Bizlerle NDS ile ilgili bir anınızı paylaşır mısınız?
O devirde NDS sadece edebiyat bölümü mezunu verirdi. Fen derslerimiz çok nitelikli olmakla beraber sayıca yetersizdi. Matematik meraklısı birkaç arkadaş bir araya gelip çok sevdiğimiz matematik hocamız Monsieur Matalon’dan yazın bize trigonometri ve matematik öğretmesini rica ettik. Yazı Büyükada’da geçirmesine rağ-men bizi kırmadı ve haftada iki üç kere şehre inmeyi göze aldı. Öğrettiği konuları büyük bir keyifle öğrendiğimizi görünce o da hızını alamadı ve fen lisesi derslerinin ötesinde konulara girdik ve başardık. Daha sonra gittiğimiz üniversitelerde ‘edebiyat mezunu’ olmamıza rağmen sınavlarda rekorlar kırınca hocalarımızın şaşırdığını hatırlıyorum. Farkında olmadan NDS’de kazandığımız disiplini matematiksel ortama taşıdık sanırım. Analitik ufkumuzu genişleten M. Matalon’a şükran borcum sonsuz. Her Harbiye’den geçişimde sevgi dolu ve biraz da muzip çehresi gözümün önüne gelir. Acaba meslek hayatımızdaki inanılmaz etkisini hiç bildi mi, diye sorarım kendime.

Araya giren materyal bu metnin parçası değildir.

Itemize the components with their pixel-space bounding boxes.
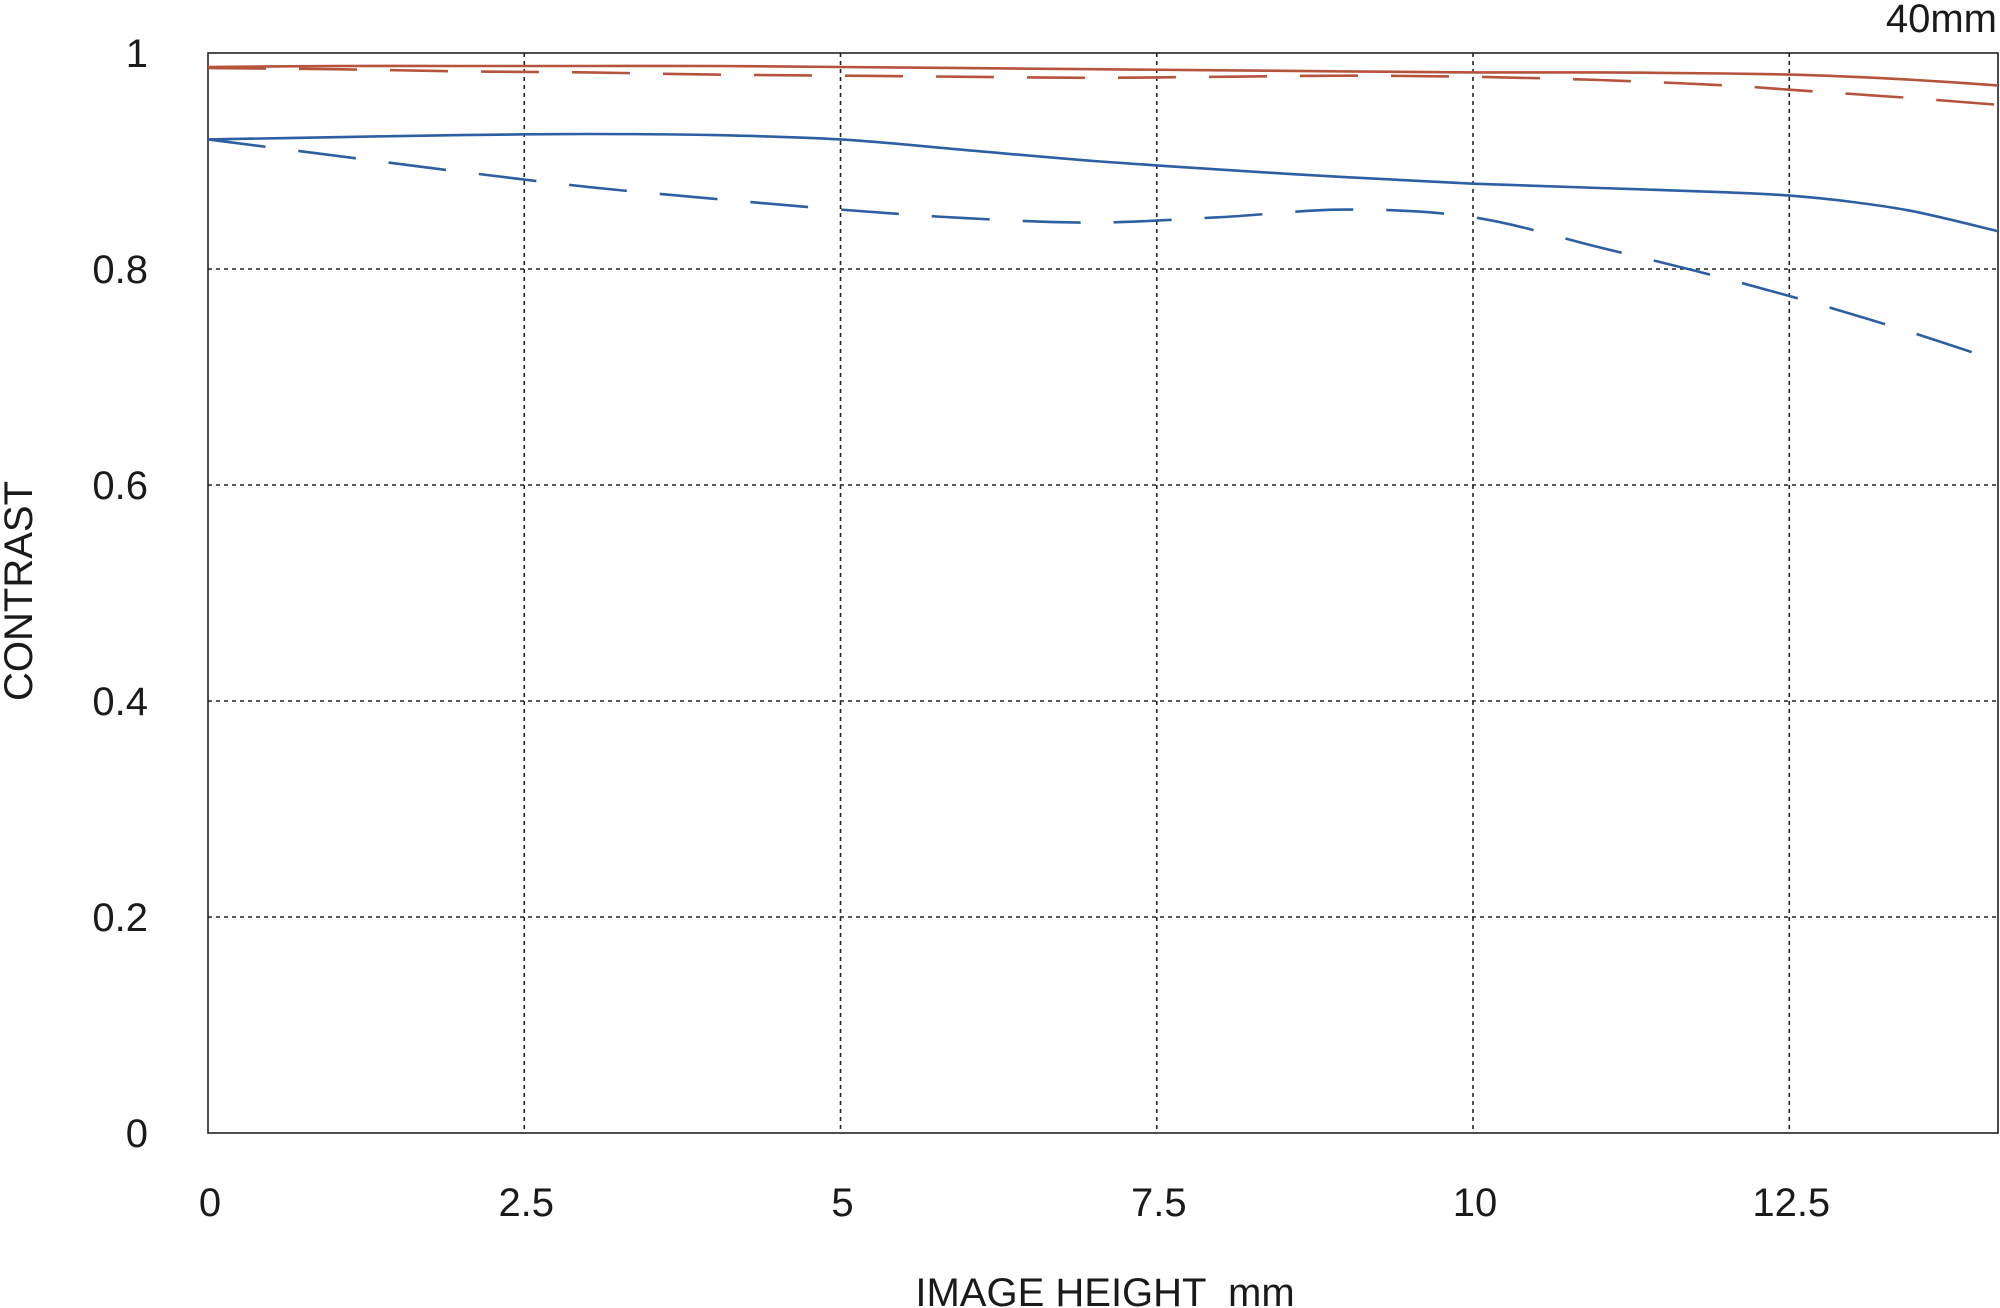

Biyomedikal mühendisliği ve bu alanın Türkiye’deki durumu hakkında bizleri bilgilendirir misiniz?
Biyomedikal mühendislik sağlık çözümlerine odaklanmış bir meslek. Yaşam bilimleri ile mühendisliğin bir bileşkesi. Gençler temel bilim ve mühendislik kavramlarını öğrenirken tıp dünyasında cevap arayan konularla tanışıyorlar; uygulamalar hayatı kurtarmaya veya iyileştirmeye yönelik konulardan seçiliyor. Doku ve organ mühendisliği, beyin mühendisliği, kalp-damar mühendisliğini örnek olarak verebiliriz. Örneğin tahrip olmuş bir dokunun veya organı vücu-dun kendini yenileme hassasını harekete geçirerek yamaması doku mühendisliğinin belli başlı konularından biri.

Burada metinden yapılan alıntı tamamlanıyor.